The fact that valuations in the private market typically lag the public market has increased the appeal of staying private, but only temporarily. Private investors are showing increased price discipline.
"We have a lot of companies that are talking to their investors, and their investors are telling them not to expect new money any time soon," said David Peinsipp, a partner at law firm Cooley. "But there is a lot of investment supply out there, and both sides can't figure out how to find mutually acceptable valuations amongst these huge fluctuations and volatility."
As late-stage startups wait, the urgency to raise capital—either via an IPO or from the private market—is only growing. The typical late-stage startup has raised a fresh round every 16 to 20 months over the past decade, according to PitchBook data. More than 100 VC-backed companies worth at least $1 billion are currently in that sweet spot.

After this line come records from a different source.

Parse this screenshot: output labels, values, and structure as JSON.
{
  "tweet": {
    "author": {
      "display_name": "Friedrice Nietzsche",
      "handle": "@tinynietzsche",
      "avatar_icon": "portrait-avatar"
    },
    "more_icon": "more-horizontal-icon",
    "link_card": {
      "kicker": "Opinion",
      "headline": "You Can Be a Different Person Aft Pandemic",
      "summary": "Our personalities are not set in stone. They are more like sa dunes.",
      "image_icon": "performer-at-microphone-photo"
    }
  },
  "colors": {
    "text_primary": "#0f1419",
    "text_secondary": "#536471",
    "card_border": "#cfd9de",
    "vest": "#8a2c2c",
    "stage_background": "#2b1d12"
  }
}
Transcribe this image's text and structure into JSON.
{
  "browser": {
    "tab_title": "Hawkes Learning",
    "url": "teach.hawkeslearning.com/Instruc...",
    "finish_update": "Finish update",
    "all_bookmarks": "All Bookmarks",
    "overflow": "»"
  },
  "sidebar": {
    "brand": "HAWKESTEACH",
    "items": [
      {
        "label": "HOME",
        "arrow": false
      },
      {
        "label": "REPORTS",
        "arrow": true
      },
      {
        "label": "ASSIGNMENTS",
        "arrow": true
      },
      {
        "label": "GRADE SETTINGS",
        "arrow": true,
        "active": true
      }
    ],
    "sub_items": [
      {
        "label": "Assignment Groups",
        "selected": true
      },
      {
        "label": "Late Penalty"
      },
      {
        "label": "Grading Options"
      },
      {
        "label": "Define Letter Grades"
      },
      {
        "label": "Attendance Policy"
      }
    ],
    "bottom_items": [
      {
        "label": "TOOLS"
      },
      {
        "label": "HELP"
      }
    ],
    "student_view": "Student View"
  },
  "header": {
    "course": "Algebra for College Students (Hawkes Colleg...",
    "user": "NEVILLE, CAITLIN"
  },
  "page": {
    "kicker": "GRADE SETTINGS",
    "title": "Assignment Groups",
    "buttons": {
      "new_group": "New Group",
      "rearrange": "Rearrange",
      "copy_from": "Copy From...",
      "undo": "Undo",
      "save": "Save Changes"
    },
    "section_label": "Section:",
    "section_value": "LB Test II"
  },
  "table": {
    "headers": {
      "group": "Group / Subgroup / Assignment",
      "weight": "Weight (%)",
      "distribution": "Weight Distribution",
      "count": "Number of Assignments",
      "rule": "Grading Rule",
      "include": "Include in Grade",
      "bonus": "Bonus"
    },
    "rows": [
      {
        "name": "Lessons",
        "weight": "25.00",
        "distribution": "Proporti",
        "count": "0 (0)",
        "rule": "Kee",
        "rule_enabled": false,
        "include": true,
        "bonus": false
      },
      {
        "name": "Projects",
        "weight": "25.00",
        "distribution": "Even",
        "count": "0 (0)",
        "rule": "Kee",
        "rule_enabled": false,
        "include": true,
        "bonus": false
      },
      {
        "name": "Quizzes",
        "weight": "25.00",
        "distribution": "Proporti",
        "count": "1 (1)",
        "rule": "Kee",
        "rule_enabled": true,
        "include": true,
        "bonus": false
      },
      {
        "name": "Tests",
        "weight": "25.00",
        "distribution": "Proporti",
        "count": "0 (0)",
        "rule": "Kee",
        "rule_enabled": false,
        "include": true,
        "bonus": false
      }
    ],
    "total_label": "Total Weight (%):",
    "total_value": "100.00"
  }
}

Medtech company Tempus Labs, which reportedly had been eyeing a 2022 IPO, hasn't raised funding since late 2020, when it was valued at $8.1 billion. Weight-loss app maker Noom and ecommerce app provider StockX, which are also candidates to go public, haven't raised capital in more than 15 months.
The reality is setting in that nosebleed tech-valuation multiples are a thing of the past. Thanks in part to last year's IPO boom, private investors have plenty of public price comparisons to use as marks for today's funding rounds.
Soon, any discrepancy between public and private market valuations should disappear. At that point, startups that hoped for shelter in the private markets will again see the appeal of an IPO.